Whether it's a date, job interview, or just socializing, always keep in mind how you present yourself to others tells them automatically how to treat you. Below are some of the factors to be kept in mind when you going to meet a person for the first time:

1) - Be on time but not too early and greet others with a smile and a strong handshake. Never hug or kiss a person that you just met for the first time. Unless he/she initiates it, it's a very rude gesture. 2) - Be real, be natural, and be yourself. Never pretend to be someone that you're not because you're going to need to be that person for the duration of the relationship, friendship, or partnership. 3) - Dress appropriately: You don't have to dress like a supermodel but dress in a way so you can leave a superb impression of yourself in the other person's mind. Also, groom yourself properly, for example, have a nice haircut, clipped nails, the absence of mouth odor, etc. Have a smiling face because a warm smile always creates an excellent first impression. However, don't overdo it because it might work against you. 4) - Openness: always pay close attention to your body language because it plays a key role in creating a great first impression. Your body language can easily make others uncomfortable around you. For example, as a man, standing over a woman or taking a suggestive body posture can make her feel unequal or uncomfortable. Self-awareness can easily help you avoid these micro-aggressions whether at work, school or church. - b) Always keep in mind that your non-verbal actions or gesture speak louder than your actual verbal ones. Our verbal actions only make up to 7 to 10% of how we communicate with others. The other 90 to 93% of how we communicate with others is non-verbal. - c) Examples of nonverbal actions are but not limited to; your facial expressions, your appearance, eye gazing, touching, your gestures, the tone of your voice, your body language, artifacts, etc.

5) - Don't complain about your life or anything else, nor talk about your ex (s). If you must talk about him or her or them, do it in a constructive and positive way because nobody likes being around a complainer. You might think trashing your ex (s) will make you look good, but it's not. It hurts you more than it helps. 6) - Be mindful of the person's cultural background in order not to make inappropriate jokes because your jokes can turn out to be insulting. 7) - Always have a positive attitude even during a time of harshest criticism or nervousness, send positive outlooks toward the other person by staying calm, positive, humorous but not too humorous, and assertive. Nobody enjoys being around someone with a negative attitude or who seems very nervous. 8) - Be curious and genuinely interested in knowing the other person by asking simple questions but don't overdo it. This means, make sure that you're not the one who's doing all the talking, while he/she is doing all the listening or vice versa.

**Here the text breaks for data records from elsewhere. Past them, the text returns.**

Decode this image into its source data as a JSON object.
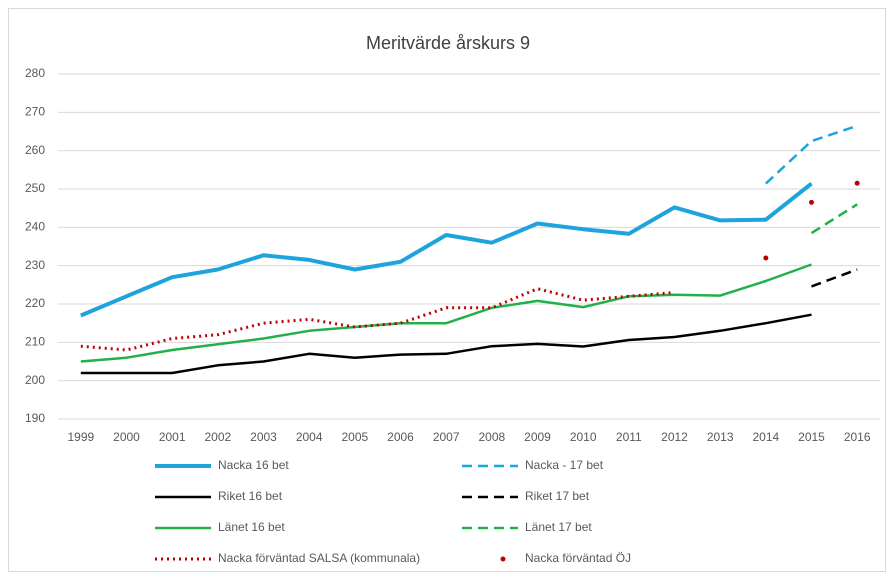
{
  "chart_data": {
    "type": "line",
    "title": "Meritvärde årskurs 9",
    "categories": [
      "1999",
      "2000",
      "2001",
      "2002",
      "2003",
      "2004",
      "2005",
      "2006",
      "2007",
      "2008",
      "2009",
      "2010",
      "2011",
      "2012",
      "2013",
      "2014",
      "2015",
      "2016"
    ],
    "ylim": [
      190,
      280
    ],
    "yticks": [
      190,
      200,
      210,
      220,
      230,
      240,
      250,
      260,
      270,
      280
    ],
    "grid": true,
    "series": [
      {
        "name": "Nacka 16 bet",
        "color": "#1fa3dc",
        "line_style": "solid",
        "values": [
          217,
          222,
          227,
          229,
          232.7,
          231.5,
          229,
          231,
          238,
          236,
          241,
          239.5,
          238.3,
          245.2,
          241.8,
          242,
          251.4,
          null
        ]
      },
      {
        "name": "Nacka - 17 bet",
        "color": "#1fa3dc",
        "line_style": "dash",
        "values": [
          null,
          null,
          null,
          null,
          null,
          null,
          null,
          null,
          null,
          null,
          null,
          null,
          null,
          null,
          null,
          251.4,
          262.5,
          266.5
        ]
      },
      {
        "name": "Riket 16 bet",
        "color": "#000000",
        "line_style": "solid",
        "values": [
          202,
          202,
          202,
          204,
          205,
          207,
          206,
          206.8,
          207,
          209,
          209.6,
          208.9,
          210.6,
          211.4,
          213,
          215,
          217.2,
          null
        ]
      },
      {
        "name": "Riket 17 bet",
        "color": "#000000",
        "line_style": "dash",
        "values": [
          null,
          null,
          null,
          null,
          null,
          null,
          null,
          null,
          null,
          null,
          null,
          null,
          null,
          null,
          null,
          null,
          224.6,
          229
        ]
      },
      {
        "name": "Länet 16 bet",
        "color": "#22b04a",
        "line_style": "solid",
        "values": [
          205,
          206,
          208,
          209.5,
          211,
          213,
          214,
          215,
          215,
          219,
          220.8,
          219.2,
          222,
          222.4,
          222.2,
          226,
          230.3,
          null
        ]
      },
      {
        "name": "Länet 17 bet",
        "color": "#22b04a",
        "line_style": "dash",
        "values": [
          null,
          null,
          null,
          null,
          null,
          null,
          null,
          null,
          null,
          null,
          null,
          null,
          null,
          null,
          null,
          null,
          238.5,
          246
        ]
      },
      {
        "name": "Nacka förväntad SALSA (kommunala)",
        "color": "#c00000",
        "line_style": "dot",
        "values": [
          209,
          208,
          211,
          212,
          215,
          216,
          214,
          215,
          219,
          219,
          224,
          221,
          222,
          223,
          null,
          null,
          null,
          null
        ]
      },
      {
        "name": "Nacka förväntad ÖJ",
        "color": "#c00000",
        "line_style": "marker",
        "values": [
          null,
          null,
          null,
          null,
          null,
          null,
          null,
          null,
          null,
          null,
          null,
          null,
          null,
          null,
          null,
          232,
          246.5,
          251.5
        ]
      }
    ]
  }
}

If you're doing all the talking, it makes you look like a control freak and if you're doing all the listening, it makes it looks like you're not really interested. 9) - Maintain eye contact throughout the conversation. Again, be mindful of the person's cultural background because, although eye contact is interpreted here in the U.S. as showing interest or paying close attention or self-confidence, in some other cultures it is considered as being rude and very disrespectful. 10) - And finally, cultivate good manners by being courteous, polite, respectful, and attentive. (It's not the time for you to be on your phone texting nor for it to ring, that is rude and it surely says a lot about you).